Crescent Petroleum, which signed the three 20-year contracts in February, is expected to produce 400 million standard cubic feet per day of natural gas within a period of one and a half years, the Iraqi ministry said on October 15, citing Iraq's Oil Minister Hayan Abdel Ghani.
Activating these contracts will help Iraq to prevent gas flaring and use the processed gas to generate electrical power, the minister said.
The contracts cover the production of natural gas from two oil and gas blocks in northern Diyala province, while a third in Iraq’s main oil-producing region of Basra will be explored and developed to add further supplies.
“These new projects will deliver much-needed gas to generate electricity in Iraq and create thousands of new jobs that will boost the economy and contribute to the country’s economic development, particularly in Diyala and Basra governorates,” Abdulla al Qadi, executive director of exploration and production at Crescent Petroleum, told The National.
“We look forward to a fruitful partnership with our partners in the Midland and Basra Oil companies for the benefit of the people of Iraq in the decades to come.”
The three contracts were awarded as part of Iraq's fifth licensing round for oil and gas projects, with the country attracting international oil companies to help develop its resources.
Iraq, Opec's second-largest producer, last week said it would award 30 new oil and gas projects in its “fifth +” and sixth licensing rounds.
The “fifth +” round comprises 16 new projects, some of which were not awarded in the fifth licensing round, while the sixth licensing round will include 14 projects, an Iraqi Oil Ministry official said.
Major oil companies operating in the Arab country include Exxon Mobil, Royal Dutch Shell, BP, China’s CNPC and Russia’s Lukoil.
Iraq's continuing oil and gas project licensing rounds come at a time when it is heavily reliant on gas imports to feed its power grid.
The country's electricity demand in summer exceeds 35 gigawatts but its obsolete plants and grid can produce only about 25 gigawatts, resulting in lengthy power cuts and the use of contaminating and expensive private diesel generators.
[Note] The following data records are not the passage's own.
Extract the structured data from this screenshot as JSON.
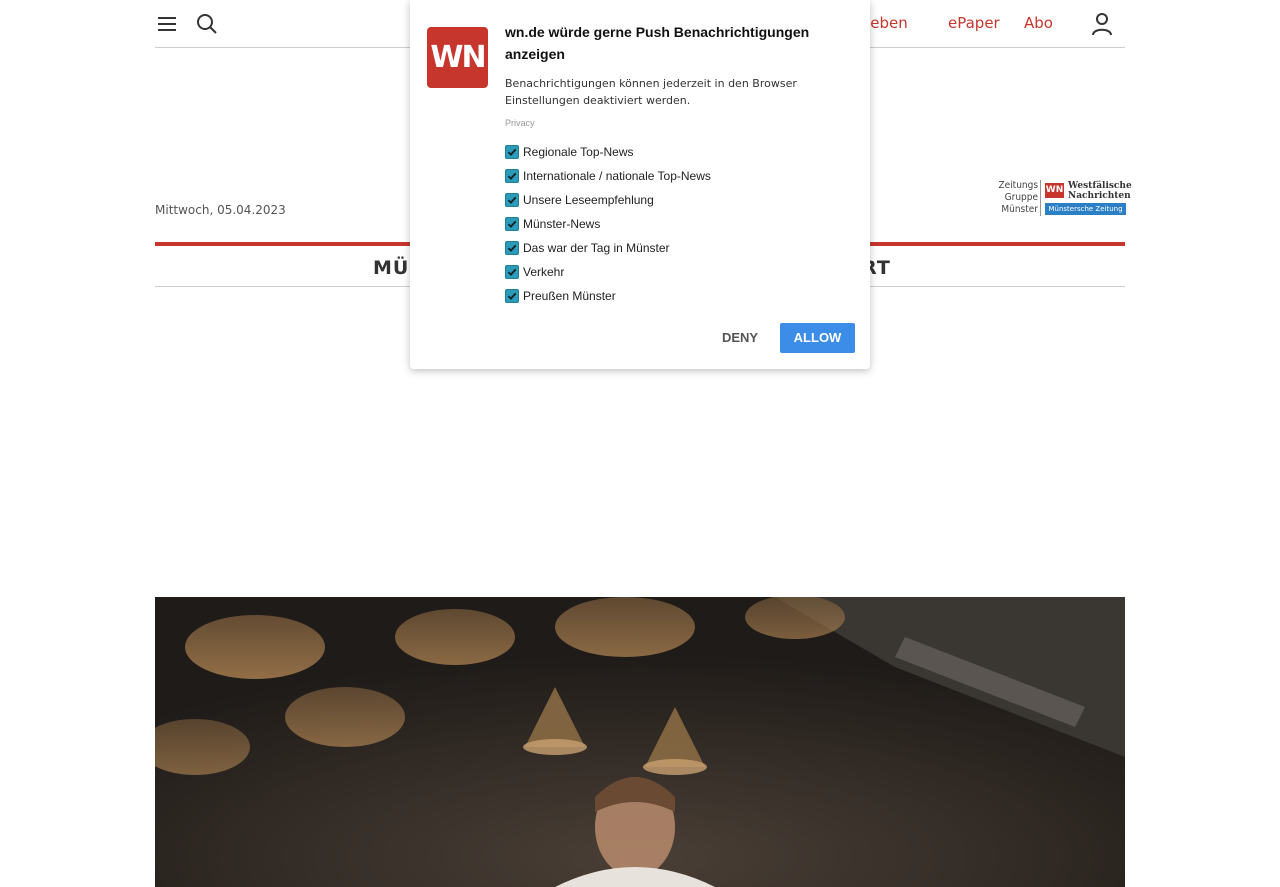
{
  "header": {
    "menu_icon": "menu-icon",
    "search_icon": "search-icon",
    "links": [
      "ufgeben",
      "ePaper",
      "Abo"
    ],
    "user_icon": "user-icon"
  },
  "date": "Mittwoch, 05.04.2023",
  "brand": {
    "zgm_lines": [
      "Zeitungs",
      "Gruppe",
      "Münster"
    ],
    "wn_badge": "WN",
    "wn_name_lines": [
      "Westfälische",
      "Nachrichten"
    ],
    "mz_name": "Münstersche Zeitung"
  },
  "nav": {
    "left_fragment": "MÜ",
    "right_fragment": "ORT"
  },
  "dialog": {
    "logo": "WN",
    "title": "wn.de würde gerne Push Benachrichtigungen anzeigen",
    "description": "Benachrichtigungen können jederzeit in den Browser Einstellungen deaktiviert werden.",
    "privacy": "Privacy",
    "options": [
      {
        "label": "Regionale Top-News",
        "checked": true
      },
      {
        "label": "Internationale / nationale Top-News",
        "checked": true
      },
      {
        "label": "Unsere Leseempfehlung",
        "checked": true
      },
      {
        "label": "Münster-News",
        "checked": true
      },
      {
        "label": "Das war der Tag in Münster",
        "checked": true
      },
      {
        "label": "Verkehr",
        "checked": true
      },
      {
        "label": "Preußen Münster",
        "checked": true
      }
    ],
    "deny": "DENY",
    "allow": "ALLOW"
  },
  "colors": {
    "brand_red": "#c7362c",
    "allow_blue": "#3b8de8",
    "checkbox_teal": "#2d9bb7"
  }
}
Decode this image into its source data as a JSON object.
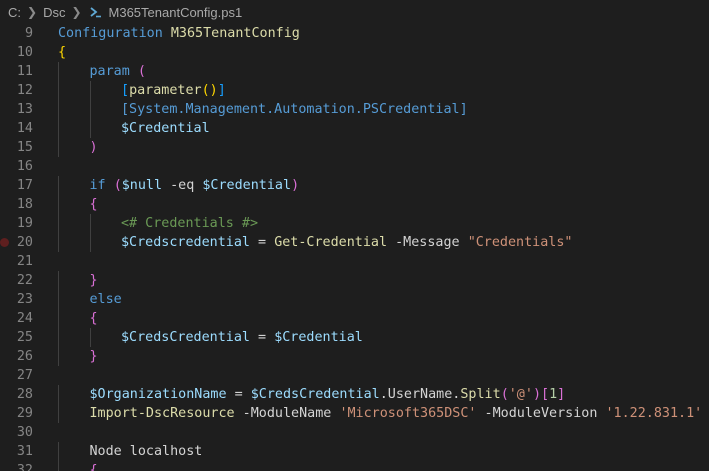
{
  "breadcrumb": {
    "items": [
      "C:",
      "Dsc",
      "M365TenantConfig.ps1"
    ],
    "separator": ">"
  },
  "icons": {
    "file": "powershell-file-icon",
    "breakpoint": "breakpoint-icon"
  },
  "colors": {
    "background": "#1e1e1e",
    "keyword": "#569cd6",
    "function": "#dcdcaa",
    "variable": "#9cdcfe",
    "string": "#ce9178",
    "comment": "#6a9955",
    "bracket_level1": "#ffd700",
    "bracket_level2": "#da70d6",
    "bracket_level3": "#179fff"
  },
  "editor": {
    "breakpoint_line": 20,
    "lines": [
      {
        "number": "9",
        "indent": 0,
        "tokens": [
          [
            "Configuration",
            "kw"
          ],
          [
            " ",
            "plain"
          ],
          [
            "M365TenantConfig",
            "fn"
          ]
        ]
      },
      {
        "number": "10",
        "indent": 0,
        "tokens": [
          [
            "{",
            "brk1"
          ]
        ]
      },
      {
        "number": "11",
        "indent": 1,
        "tokens": [
          [
            "param",
            "kw"
          ],
          [
            " ",
            "plain"
          ],
          [
            "(",
            "brk2"
          ]
        ]
      },
      {
        "number": "12",
        "indent": 2,
        "tokens": [
          [
            "[",
            "brk3"
          ],
          [
            "parameter",
            "fn"
          ],
          [
            "()",
            "brk1"
          ],
          [
            "]",
            "brk3"
          ]
        ]
      },
      {
        "number": "13",
        "indent": 2,
        "tokens": [
          [
            "[System.Management.Automation.PSCredential]",
            "kw"
          ]
        ]
      },
      {
        "number": "14",
        "indent": 2,
        "tokens": [
          [
            "$Credential",
            "var"
          ]
        ]
      },
      {
        "number": "15",
        "indent": 1,
        "tokens": [
          [
            ")",
            "brk2"
          ]
        ]
      },
      {
        "number": "16",
        "indent": 0,
        "tokens": []
      },
      {
        "number": "17",
        "indent": 1,
        "tokens": [
          [
            "if",
            "kw"
          ],
          [
            " ",
            "plain"
          ],
          [
            "(",
            "brk2"
          ],
          [
            "$null",
            "var"
          ],
          [
            " -eq ",
            "plain"
          ],
          [
            "$Credential",
            "var"
          ],
          [
            ")",
            "brk2"
          ]
        ]
      },
      {
        "number": "18",
        "indent": 1,
        "tokens": [
          [
            "{",
            "brk2"
          ]
        ]
      },
      {
        "number": "19",
        "indent": 2,
        "tokens": [
          [
            "<# Credentials #>",
            "cmt"
          ]
        ]
      },
      {
        "number": "20",
        "indent": 2,
        "tokens": [
          [
            "$Credscredential",
            "var"
          ],
          [
            " = ",
            "plain"
          ],
          [
            "Get-Credential",
            "fn"
          ],
          [
            " -Message ",
            "plain"
          ],
          [
            "\"Credentials\"",
            "str"
          ]
        ]
      },
      {
        "number": "21",
        "indent": 0,
        "tokens": []
      },
      {
        "number": "22",
        "indent": 1,
        "tokens": [
          [
            "}",
            "brk2"
          ]
        ]
      },
      {
        "number": "23",
        "indent": 1,
        "tokens": [
          [
            "else",
            "kw"
          ]
        ]
      },
      {
        "number": "24",
        "indent": 1,
        "tokens": [
          [
            "{",
            "brk2"
          ]
        ]
      },
      {
        "number": "25",
        "indent": 2,
        "tokens": [
          [
            "$CredsCredential",
            "var"
          ],
          [
            " = ",
            "plain"
          ],
          [
            "$Credential",
            "var"
          ]
        ]
      },
      {
        "number": "26",
        "indent": 1,
        "tokens": [
          [
            "}",
            "brk2"
          ]
        ]
      },
      {
        "number": "27",
        "indent": 0,
        "tokens": []
      },
      {
        "number": "28",
        "indent": 1,
        "tokens": [
          [
            "$OrganizationName",
            "var"
          ],
          [
            " = ",
            "plain"
          ],
          [
            "$CredsCredential",
            "var"
          ],
          [
            ".UserName.",
            "plain"
          ],
          [
            "Split",
            "fn"
          ],
          [
            "(",
            "brk2"
          ],
          [
            "'@'",
            "str"
          ],
          [
            ")",
            "brk2"
          ],
          [
            "[",
            "brk2"
          ],
          [
            "1",
            "num"
          ],
          [
            "]",
            "brk2"
          ]
        ]
      },
      {
        "number": "29",
        "indent": 1,
        "tokens": [
          [
            "Import-DscResource",
            "fn"
          ],
          [
            " -ModuleName ",
            "plain"
          ],
          [
            "'Microsoft365DSC'",
            "str"
          ],
          [
            " -ModuleVersion ",
            "plain"
          ],
          [
            "'1.22.831.1'",
            "str"
          ]
        ]
      },
      {
        "number": "30",
        "indent": 0,
        "tokens": []
      },
      {
        "number": "31",
        "indent": 1,
        "tokens": [
          [
            "Node localhost",
            "plain"
          ]
        ]
      },
      {
        "number": "32",
        "indent": 1,
        "tokens": [
          [
            "{",
            "brk2"
          ]
        ]
      }
    ]
  }
}
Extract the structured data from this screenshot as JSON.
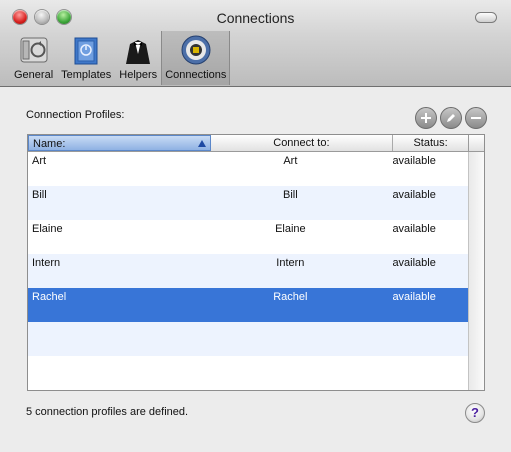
{
  "window": {
    "title": "Connections"
  },
  "toolbar": {
    "tabs": [
      {
        "label": "General",
        "icon": "general-icon"
      },
      {
        "label": "Templates",
        "icon": "templates-icon"
      },
      {
        "label": "Helpers",
        "icon": "helpers-icon"
      },
      {
        "label": "Connections",
        "icon": "connections-icon",
        "selected": true
      }
    ]
  },
  "main": {
    "section_label": "Connection Profiles:",
    "buttons": {
      "add": "plus-icon",
      "edit": "pencil-icon",
      "remove": "minus-icon"
    },
    "table": {
      "headers": [
        "Name:",
        "Connect to:",
        "Status:"
      ],
      "rows": [
        {
          "name": "Art",
          "connect": "Art",
          "status": "available"
        },
        {
          "name": "Bill",
          "connect": "Bill",
          "status": "available"
        },
        {
          "name": "Elaine",
          "connect": "Elaine",
          "status": "available"
        },
        {
          "name": "Intern",
          "connect": "Intern",
          "status": "available"
        },
        {
          "name": "Rachel",
          "connect": "Rachel",
          "status": "available",
          "selected": true
        }
      ]
    },
    "footer_text": "5 connection profiles are defined.",
    "help": "?"
  },
  "colors": {
    "selection": "#3875d7",
    "alt_row": "#edf3fe",
    "header_selected": "#8fb1e3"
  }
}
Saudi Arabia last week said it had inaugurated the Gulf electricity market project's connection platform with Iraq. This will enable the exchange and trade of electric power between the Gulf bloc and Iraq, helping the latter to meet its growing demands for power.
Iraq's electricity demand is set to double between 2019 and 2030, with its supply shortfall expected to widen as its population grows by more than a million a year, according to the International Energy Agency.